The basement (another big selling point of this house) has so many garden-level windows that it doesn’t feel like a basement at all. There’s one bathroom (farthest door on the left) and two bedrooms (on the right – one door not pictured), in addition to a lot of open space and what will eventually be our laundry room.
[A note about these photos – they were part of the MLS listing and I did not take them, but I figure that since I purchased the house, I have also purchased the right to use them on my blog. Internet, please don’t sue me.]
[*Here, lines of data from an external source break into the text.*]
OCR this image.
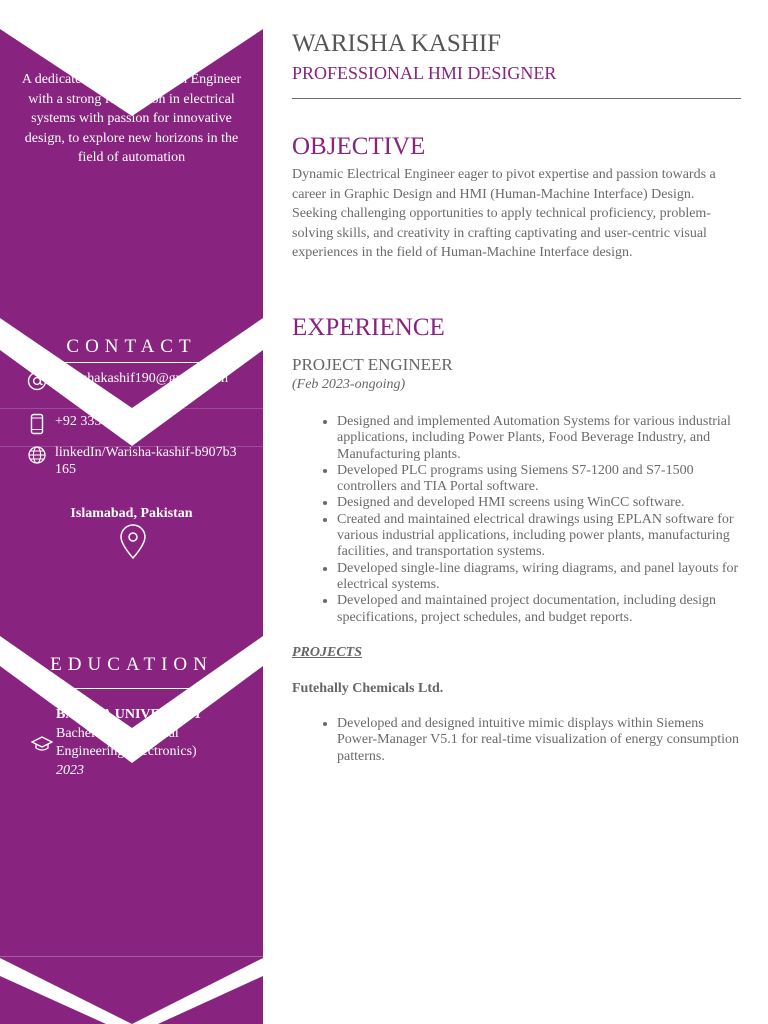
A dedicated and result-driven Engineer with a strong foundation in electrical systems with passion for innovative design, to explore new horizons in the field of automation
CONTACT
Warishakashif190@gmail.com
+92 335 5870593
linkedIn/Warisha-kashif-b907b3165
Islamabad, Pakistan
EDUCATION
BAHRIA UNIVERSITY
Bachelor of Electrical Engineering(Electronics)
2023
WARISHA KASHIF
PROFESSIONAL HMI DESIGNER
OBJECTIVE
Dynamic Electrical Engineer eager to pivot expertise and passion towards a career in Graphic Design and HMI (Human-Machine Interface) Design. Seeking challenging opportunities to apply technical proficiency, problem-solving skills, and creativity in crafting captivating and user-centric visual experiences in the field of Human-Machine Interface design.
EXPERIENCE
PROJECT ENGINEER
(Feb 2023-ongoing)
• Designed and implemented Automation Systems for various industrial applications, including Power Plants, Food Beverage Industry, and Manufacturing plants.
• Developed PLC programs using Siemens S7-1200 and S7-1500 controllers and TIA Portal software.
• Designed and developed HMI screens using WinCC software.
• Created and maintained electrical drawings using EPLAN software for various industrial applications, including power plants, manufacturing facilities, and transportation systems.
• Developed single-line diagrams, wiring diagrams, and panel layouts for electrical systems.
• Developed and maintained project documentation, including design specifications, project schedules, and budget reports.
PROJECTS
Futehally Chemicals Ltd.
• Developed and designed intuitive mimic displays within Siemens Power-Manager V5.1 for real-time visualization of energy consumption patterns.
There is so much we want to do to this house to make it our own, but it’ll come in stages as we save up enough money. Our first “big” project is having a contractor finish a utility closet in the basement to make into a laundry room. Right now, the washer/dryer hookups are in the basement, directly outside the second guest bedroom (not pictured in the photo above), and there’s not enough space to install a full size washer/dryer with the way the bedroom door is set up (the door opens out toward the washer/dryer hookups and the hallway isn’t wide enough to accommodate both a dryer and the open door). We have a contractor set up to complete that project later this month, which will align with the (hopefully major) Labor Day sales on appliances. (If you love your washer/dryer, I’d love any recommendations!)
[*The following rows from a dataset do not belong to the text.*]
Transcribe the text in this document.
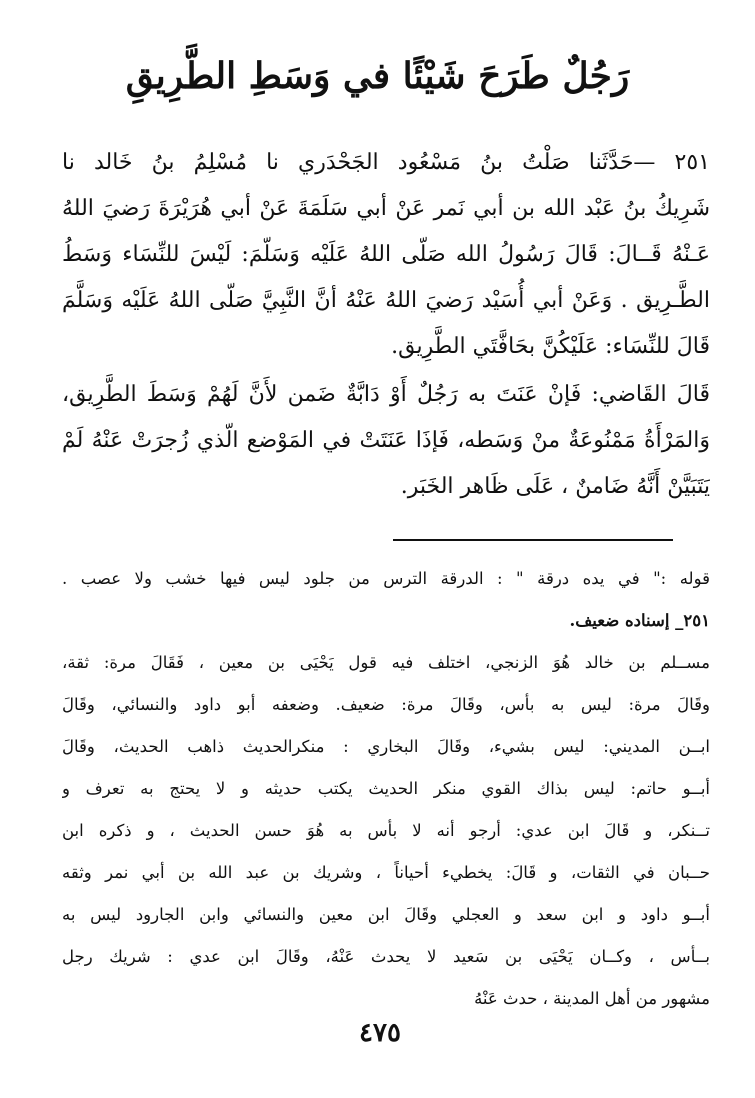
رَجُلٌ طَرَحَ شَيْئًا في وَسَطِ الطَّرِيقِ
٢٥١ —حَدَّثَنا صَلْتُ بنُ مَسْعُود الجَحْدَري نا مُسْلِمُ بنُ خَالد نا
شَرِيكُ بنُ عَبْد الله بن أبي نَمر عَنْ أبي سَلَمَةَ عَنْ أبي هُرَيْرَةَ رَضيَ اللهُ
عَـنْهُ قَــالَ: قَالَ رَسُولُ الله صَلّى اللهُ عَلَيْه وَسَلّمَ: لَيْسَ للنِّسَاء وَسَطُ
الطَّـرِيق . وَعَنْ أبي أُسَيْد رَضيَ اللهُ عَنْهُ أنَّ النَّبِيَّ صَلّى اللهُ عَلَيْه وَسَلَّمَ
قَالَ للنِّسَاء: عَلَيْكُنَّ بحَافَّتَي الطَّرِيق.
قَالَ القَاضي: فَإنْ عَنَتَ به رَجُلٌ أَوْ دَابَّةٌ ضَمن لأَنَّ لَهُمْ وَسَطَ الطَّرِيق،
وَالمَرْأَةُ مَمْنُوعَةٌ منْ وَسَطه، فَإذَا عَنَتَتْ في المَوْضع الّذي زُجرَتْ عَنْهُ لَمْ
يَتَبَيَّنْ أَنَّهُ ضَامنٌ ، عَلَى ظَاهر الخَبَر.
قوله :" في يده درقة " : الدرقة الترس من جلود ليس فيها خشب ولا عصب .
٢٥١_ إسناده ضعيف.
مســلم بن خالد هُوَ الزنجي، اختلف فيه قول يَحْيَى بن معين ، فَقَالَ مرة: ثقة،
وقَالَ مرة: ليس به بأس، وقَالَ مرة: ضعيف. وضعفه أبو داود والنسائي، وقَالَ
ابــن المديني: ليس بشيء، وقَالَ البخاري : منكرالحديث ذاهب الحديث، وقَالَ
أبــو حاتم: ليس بذاك القوي منكر الحديث يكتب حديثه و لا يحتج به تعرف و
تــنكر، و قَالَ ابن عدي: أرجو أنه لا بأس به هُوَ حسن الحديث ، و ذكره ابن
حــبان في الثقات، و قَالَ: يخطيء أحياناً ، وشريك بن عبد الله بن أبي نمر وثقه
أبــو داود و ابن سعد و العجلي وقَالَ ابن معين والنسائي وابن الجارود ليس به
بــأس ، وكــان يَحْيَى بن سَعيد لا يحدث عَنْهُ، وقَالَ ابن عدي : شريك رجل
مشهور من أهل المدينة ، حدث عَنْهُ
٤٧٥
Also high on the priority list are painting (2400 is way more square footage when it comes to painting), furnishing the main living areas, and installing an electrical outlet so we can have the TV against that middle wall in the basement. The back yard also needs some major TLC and we’d love to have chickens and bees back there (our neighborhood is zoned for chickens, goats, bees, and ducks), in addition to a banging vegetable garden.
DIY diva I am most certainly not, but with our budget (minimal), I guess I’m gonna figure it out. I found a small table (with a hideous laminate top – the one at which I’m currently blogging and drinking my morning coffee) and 4 wooden chairs at the thrift store yesterday ($16 for the table plus $13 for each chair) so my first DIY attempt will be to stain the chairs, then spray paint the table and give it a concrete top, similar to this gorgeous dresser. Depending on how disastrous the results are, photos to come!
Or maybe I’ll give up and wait 20 years until we can afford to buy new things that don’t require any artistic talent on my part. Only time will tell.